Love Me in Paris by D Pichardo-Johansson

Love Me in Paris by D Pichardo-Johansson

Author:D Pichardo-Johansson [Pichardo-Johansson, D]
Language: eng
Format: epub
Tags: Book One, The Self Vow
ISBN: 9781951400088
Publisher: Camilo Press
Published: 2020-06-04T16:00:00+00:00


Chapter 19

Trevor

I’m fuming, almost literally steaming with rage as I stomp across the huge train station on my way out. I’ve overdone it. I didn’t mean half the things I just told Sophia. But I’m too furious to look back now.

I guess this is how it ends. All that talk about giving myself permission to try a new way of thinking meant nothing.

As I march, my backpack feels heavier than ever over my shoulder, a mocking reminder of how delusional I was when I left the flat. Did I really believe she’d throw herself into my arms, apologize for leaving me and still want me to go with her to Annecy? How stupid can I get? I was fooling myself to think she cared for me. And that’s fine, because I don’t care for her either!

Right?

I stop to adjust the backpack and spot the restrooms. I head in that direction since I left the flat in such a rush this morning I didn’t even pee. As I shove my hand in my money belt searching for coins to pay the fee to enter, a ripping sound announces something is coming apart.

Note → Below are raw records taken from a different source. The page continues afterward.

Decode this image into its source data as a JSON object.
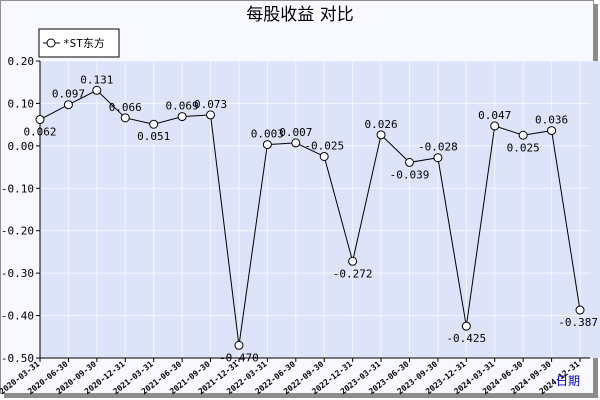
{
  "chart_data": {
    "type": "line",
    "title": "每股收益  对比",
    "xlabel": "日期",
    "ylabel": "",
    "ylim": [
      -0.5,
      0.2
    ],
    "yticks": [
      "0.20",
      "0.10",
      "0.00",
      "-0.10",
      "-0.20",
      "-0.30",
      "-0.40",
      "-0.50"
    ],
    "ytick_values": [
      0.2,
      0.1,
      0.0,
      -0.1,
      -0.2,
      -0.3,
      -0.4,
      -0.5
    ],
    "grid": true,
    "legend_position": "top-left",
    "categories": [
      "2020-03-31",
      "2020-06-30",
      "2020-09-30",
      "2020-12-31",
      "2021-03-31",
      "2021-06-30",
      "2021-09-30",
      "2021-12-31",
      "2022-03-31",
      "2022-06-30",
      "2022-09-30",
      "2022-12-31",
      "2023-03-31",
      "2023-06-30",
      "2023-09-30",
      "2023-12-31",
      "2024-03-31",
      "2024-06-30",
      "2024-09-30",
      "2024-12-31"
    ],
    "series": [
      {
        "name": "*ST东方",
        "values": [
          0.062,
          0.097,
          0.131,
          0.066,
          0.051,
          0.069,
          0.073,
          -0.47,
          0.003,
          0.007,
          -0.025,
          -0.272,
          0.026,
          -0.039,
          -0.028,
          -0.425,
          0.047,
          0.025,
          0.036,
          -0.387
        ],
        "labels": [
          "0.062",
          "0.097",
          "0.131",
          "0.066",
          "0.051",
          "0.069",
          "0.073",
          "-0.470",
          "0.003",
          "0.007",
          "-0.025",
          "-0.272",
          "0.026",
          "-0.039",
          "-0.028",
          "-0.425",
          "0.047",
          "0.025",
          "0.036",
          "-0.387"
        ]
      }
    ],
    "colors": {
      "plot_bg": "#dde4fa",
      "grid": "#f4f6ff",
      "line": "#000000",
      "marker_fill": "#ffffff",
      "xlabel": "#0000cc"
    }
  }
}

I stand at the restroom entrance, ignoring the people jostling their way around me, and stare at my torn money belt, its strap hanging by a few threads. Sophia won’t be around anymore to fix it with her sewing kit. The thought hits me harder than I expected along with a ridiculous desire to cry.

As I use the restroom, I slowly cool down and run through my mind the horrible things I’ve just said to Sophia, regretting most of them. After washing my hands, I study my money belt again. The rip she previously fixed is strong. She did an industrial-quality job sewing it. But the tear in the strap makes it too risky to carry it around my waist now, as it may break any minute. I stow it away in my trench coat pocket, trying to talk myself out of my disproportionate concern.

It’s okay. I’m planning to take this coat to a tailor to fix the torn lining. I’m sure the tailor can fix my money belt strap too.

Except I’d be too self-conscious to ask him to fix a dirty, twenty-year-old pouch I’m pathetically attached to. Sophia? Yes, I didn’t mind. Somehow she made me feel safe about showing that silly part of me.

That’s it. I can’t. I can’t walk away and let her take that train without apologizing for my words. I need to at least leave the possibility open of talking again in the future.

I head back to where I left her. Damn it, she may be gone by now. The train is boarding any minute; maybe she’s already boarded. I pick up my pace, loop my backpack through both arms, and now I’m running more than walking.

Before long I see her in the distance, still in the same chair where I left her. Her head is down, her shoulders slump and her hands clench each other.